Service along the original part of the route remain unchanged. Northbound trips continued to follow the Merritt Boulevard corridor, while southbound trips used North Point Road and Wise Avenue, requiring riders to change buses on the same line to return to the area they originally left.

===Greater Baltimore Bus Initiative changes===
In 2005, as part of the Greater Baltimore Bus Initiative, Route 4 underwent a major overhaul. This included:
- Shortening the north end of the route. Its original planned terminus was Franklin Square Hospital, but this was later changed to the CCBC Essex Campus in response to complaints of the loss of Route 35 service directly to the campus. Riders wishing to reach White Marsh were directed to transfer to Route 35.
- Northbound trips were to be modified to operate via the southbound route of North Point Road and Wise Avenue. No bus service was provided in the Merritt Boulevard area, and riders wishing to reach this area were directed to walk up to a mile to Eastpoint Mall or Wise Avenue.
- Trips via Yellow Brick Road Industrial Park were eliminated. MTA stated that only 11 riders used this branch daily, requiring of taxpayer subsidy of $5.28 each. In a schedule published in early 2006, a small number of these trips were reinstated.
- Rush hour service was reduced to one bus an hour, which became the frequency at all times. Route 4 alternated buses with Route 24, providing more efficient service on both lines, until February 2009, when Route 24 was shortened. When a Route 4 bus reached the CCBC Essex campus, the next trip made by the vehicle was as Route 24, and vice versa.

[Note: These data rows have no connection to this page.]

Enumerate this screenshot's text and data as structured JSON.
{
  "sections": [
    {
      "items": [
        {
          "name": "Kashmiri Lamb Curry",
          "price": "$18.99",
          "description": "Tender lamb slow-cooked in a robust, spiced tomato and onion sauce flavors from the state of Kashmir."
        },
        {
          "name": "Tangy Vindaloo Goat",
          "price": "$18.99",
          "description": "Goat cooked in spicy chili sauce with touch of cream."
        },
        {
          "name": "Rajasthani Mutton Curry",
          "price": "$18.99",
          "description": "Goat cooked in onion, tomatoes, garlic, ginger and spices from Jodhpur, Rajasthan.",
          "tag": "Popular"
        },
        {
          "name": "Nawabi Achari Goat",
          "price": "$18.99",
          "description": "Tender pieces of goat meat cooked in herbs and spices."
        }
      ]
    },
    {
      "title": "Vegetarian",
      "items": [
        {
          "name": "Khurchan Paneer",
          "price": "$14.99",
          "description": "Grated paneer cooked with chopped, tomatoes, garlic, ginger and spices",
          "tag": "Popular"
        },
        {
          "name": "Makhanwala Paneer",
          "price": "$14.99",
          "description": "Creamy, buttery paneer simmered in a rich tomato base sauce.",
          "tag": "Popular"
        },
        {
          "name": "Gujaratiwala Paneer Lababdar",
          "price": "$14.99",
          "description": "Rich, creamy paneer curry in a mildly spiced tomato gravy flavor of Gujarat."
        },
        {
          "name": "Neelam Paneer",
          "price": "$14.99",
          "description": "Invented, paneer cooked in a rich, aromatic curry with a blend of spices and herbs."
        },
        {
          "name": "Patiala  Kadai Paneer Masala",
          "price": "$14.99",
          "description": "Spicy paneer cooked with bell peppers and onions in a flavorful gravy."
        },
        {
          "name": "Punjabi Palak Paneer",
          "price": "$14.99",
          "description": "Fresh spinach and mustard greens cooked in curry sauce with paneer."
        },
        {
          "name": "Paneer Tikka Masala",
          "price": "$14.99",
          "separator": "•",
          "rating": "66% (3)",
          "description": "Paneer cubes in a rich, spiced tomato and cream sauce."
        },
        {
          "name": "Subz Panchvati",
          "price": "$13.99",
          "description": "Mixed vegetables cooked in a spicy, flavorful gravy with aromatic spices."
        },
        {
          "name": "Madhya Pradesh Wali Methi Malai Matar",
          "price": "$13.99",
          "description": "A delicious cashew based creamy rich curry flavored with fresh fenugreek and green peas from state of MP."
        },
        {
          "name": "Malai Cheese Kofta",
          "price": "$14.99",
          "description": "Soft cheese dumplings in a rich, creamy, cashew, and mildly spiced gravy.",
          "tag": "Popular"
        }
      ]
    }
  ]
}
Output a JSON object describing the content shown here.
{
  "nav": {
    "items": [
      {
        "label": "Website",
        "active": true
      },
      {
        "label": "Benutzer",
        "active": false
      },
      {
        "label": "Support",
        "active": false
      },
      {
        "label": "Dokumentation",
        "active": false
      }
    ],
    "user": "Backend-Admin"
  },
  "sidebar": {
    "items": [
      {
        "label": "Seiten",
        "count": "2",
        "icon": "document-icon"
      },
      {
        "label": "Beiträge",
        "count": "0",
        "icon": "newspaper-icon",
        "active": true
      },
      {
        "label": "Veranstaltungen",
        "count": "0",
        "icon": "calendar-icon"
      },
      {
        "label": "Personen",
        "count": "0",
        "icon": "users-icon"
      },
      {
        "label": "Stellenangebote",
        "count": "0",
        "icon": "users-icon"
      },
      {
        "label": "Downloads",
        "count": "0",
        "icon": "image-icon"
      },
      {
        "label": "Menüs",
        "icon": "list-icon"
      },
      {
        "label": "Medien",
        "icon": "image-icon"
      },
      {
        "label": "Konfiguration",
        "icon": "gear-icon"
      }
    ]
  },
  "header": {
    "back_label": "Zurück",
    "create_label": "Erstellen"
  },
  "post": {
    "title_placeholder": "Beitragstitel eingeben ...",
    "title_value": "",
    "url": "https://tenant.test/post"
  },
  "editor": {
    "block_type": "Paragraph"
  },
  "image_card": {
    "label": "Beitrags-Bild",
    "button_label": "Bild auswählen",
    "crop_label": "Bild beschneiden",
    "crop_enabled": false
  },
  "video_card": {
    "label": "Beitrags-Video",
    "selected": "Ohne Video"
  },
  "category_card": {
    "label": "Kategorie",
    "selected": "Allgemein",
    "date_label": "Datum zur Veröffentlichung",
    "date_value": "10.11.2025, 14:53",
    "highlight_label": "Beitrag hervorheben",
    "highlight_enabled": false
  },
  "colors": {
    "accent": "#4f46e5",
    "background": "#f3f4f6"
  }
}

===Middle River modification===
In February 2009, Route 4 was modified in the Middle River area to serve the corridor of Martin Boulevard that was previously served by the truncated Route 24. Route 24 was later extended in a different direction to Moravia.

===BaltimoreLink===
On June 18, 2017, as part of the BaltimoreLink transit system overhaul, Route 4 was replaced in its entirety by LocalLink 62.